A street photographer is wandering around, looking for interesting things to photograph. He has no special agenda other than to be recognized as the next Cartier Bresson, someone with a fabulous eye. He looks left and sees a hot dog vendor - the lighting is perfect and there is a shadow in the background that just adds something to the image - a small child is reaching up to take his just served hot dog. In less than half a second the photographer has seen all these elements come together and takes the picture. Because he's been doing this for a while, focus is spot on, exposure is right, he's learned the trick of good hand holding.

The photographer moves on. Someone is sweeping the sidewalk, large clouds of dust kicked up and the late afternoon sun isolates the sweeper from the background. Suddenly a pretty girl walks by in front of the sweeper and he glances up to admire her. Click.

Our photographer spends a few hours out photographing, coming home with a few dozen images, a couple of them he's really excited about.
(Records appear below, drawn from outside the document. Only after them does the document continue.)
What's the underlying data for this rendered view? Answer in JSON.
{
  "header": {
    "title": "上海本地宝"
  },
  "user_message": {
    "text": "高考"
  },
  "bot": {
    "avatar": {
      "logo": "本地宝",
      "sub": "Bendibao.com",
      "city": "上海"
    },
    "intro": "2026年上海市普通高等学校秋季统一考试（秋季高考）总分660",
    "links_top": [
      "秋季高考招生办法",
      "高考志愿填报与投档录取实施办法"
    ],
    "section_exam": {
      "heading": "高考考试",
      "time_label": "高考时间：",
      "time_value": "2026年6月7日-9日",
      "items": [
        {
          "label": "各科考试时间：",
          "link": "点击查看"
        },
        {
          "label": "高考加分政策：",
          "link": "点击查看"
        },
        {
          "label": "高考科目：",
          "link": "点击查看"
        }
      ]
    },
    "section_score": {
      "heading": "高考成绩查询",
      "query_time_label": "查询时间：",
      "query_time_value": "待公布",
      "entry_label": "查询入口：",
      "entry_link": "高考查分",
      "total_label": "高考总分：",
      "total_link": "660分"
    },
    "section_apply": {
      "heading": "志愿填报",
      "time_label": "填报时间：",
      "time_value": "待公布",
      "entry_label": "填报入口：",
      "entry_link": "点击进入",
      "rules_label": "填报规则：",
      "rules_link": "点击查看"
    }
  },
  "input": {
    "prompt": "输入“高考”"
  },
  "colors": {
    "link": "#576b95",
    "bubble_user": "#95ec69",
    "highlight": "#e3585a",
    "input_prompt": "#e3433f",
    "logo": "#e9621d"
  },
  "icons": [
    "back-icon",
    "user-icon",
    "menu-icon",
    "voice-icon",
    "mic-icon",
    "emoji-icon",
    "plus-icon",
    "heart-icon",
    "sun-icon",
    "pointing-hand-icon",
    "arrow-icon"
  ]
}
On looking at the images on computer, one of the two good images is trash - fatal distacting elements or too harsh lighting or split second late. A couple of images that didn't excite the photographer at the time show some real promise. In the end the photographer comes up with four pleasing prints and one fabulous image, not the one he expected.

The above is a not untypical scenario, whether applied to a sports photographer, fashion or landscape. But what about meaning?

You might best describe this kind of image in the above scenario as "slice of life". No great truths have been unveiled but the images (if they are good) beautifully illustrate ordinary human existence. It might be hard to see meaning in any one image especially when examined critically and excessively, but when you put together the work of our street photographer over a year - it tells a story of "our town", beautifully illustrating those little moments in life which define our existence. In this way, they do have meaning and purpose and are worth sharing with others.

The photographer may not have had the intention of "doing a project" but in essence by choosing the images he does, by electing to be a street photographer and select a location and work at it repeatedly until both successful and with a body of work behind him, it really ends up as a project.

The photographer thought of himself as "cruising for snaps" as the late Fred Picker described it, but inadvertently managed to produce a meaningful body of work that many an office worker can relate to.


G Dan Mitchell said...

"Meaning" is an interesting notion relative to art. With my particular background I tend to think of it in the context of music where one simple way of dividing things up (too simple, perhaps) is to speak of "program" and "absolute" music.

"Program" music overtly "means something" because the composer intends it to be associated with non-musical things - perhaps to represent something specific, to tell a story, or evoke a particular feeling or experience.

On the other hand, "absolute" music is simply what it is. It is no less significant nor does it create a less significant effect on the listener - it just produces the effect purely by means of the sound resources that the composer uses, without specific reference to any particular "meaning."

I don't see why photography should be any different. Great photographs may come with "meaning" attached - either supplied by the photographer or obviously to be inferred through the subject. But great photographs can also simply be great photographs that are not "about" any specific thing at all.

It works for me.


advman said...


You pretty much describe how I work. I take images in the morning on my way to work, I do it after leaving work, and in the evening I try to find an Image of the Day for my blog. I think some of my images have meaning, no doubt about it, and sometimes it is even not by chance. Others have not, at least not overtly so, but they still may add up.

Overall I think it is best not to worry about it. If you're dedicated, it happens anyway, and even if it is in a way by chance, for the dedicated it will happen more often than to those who don't care.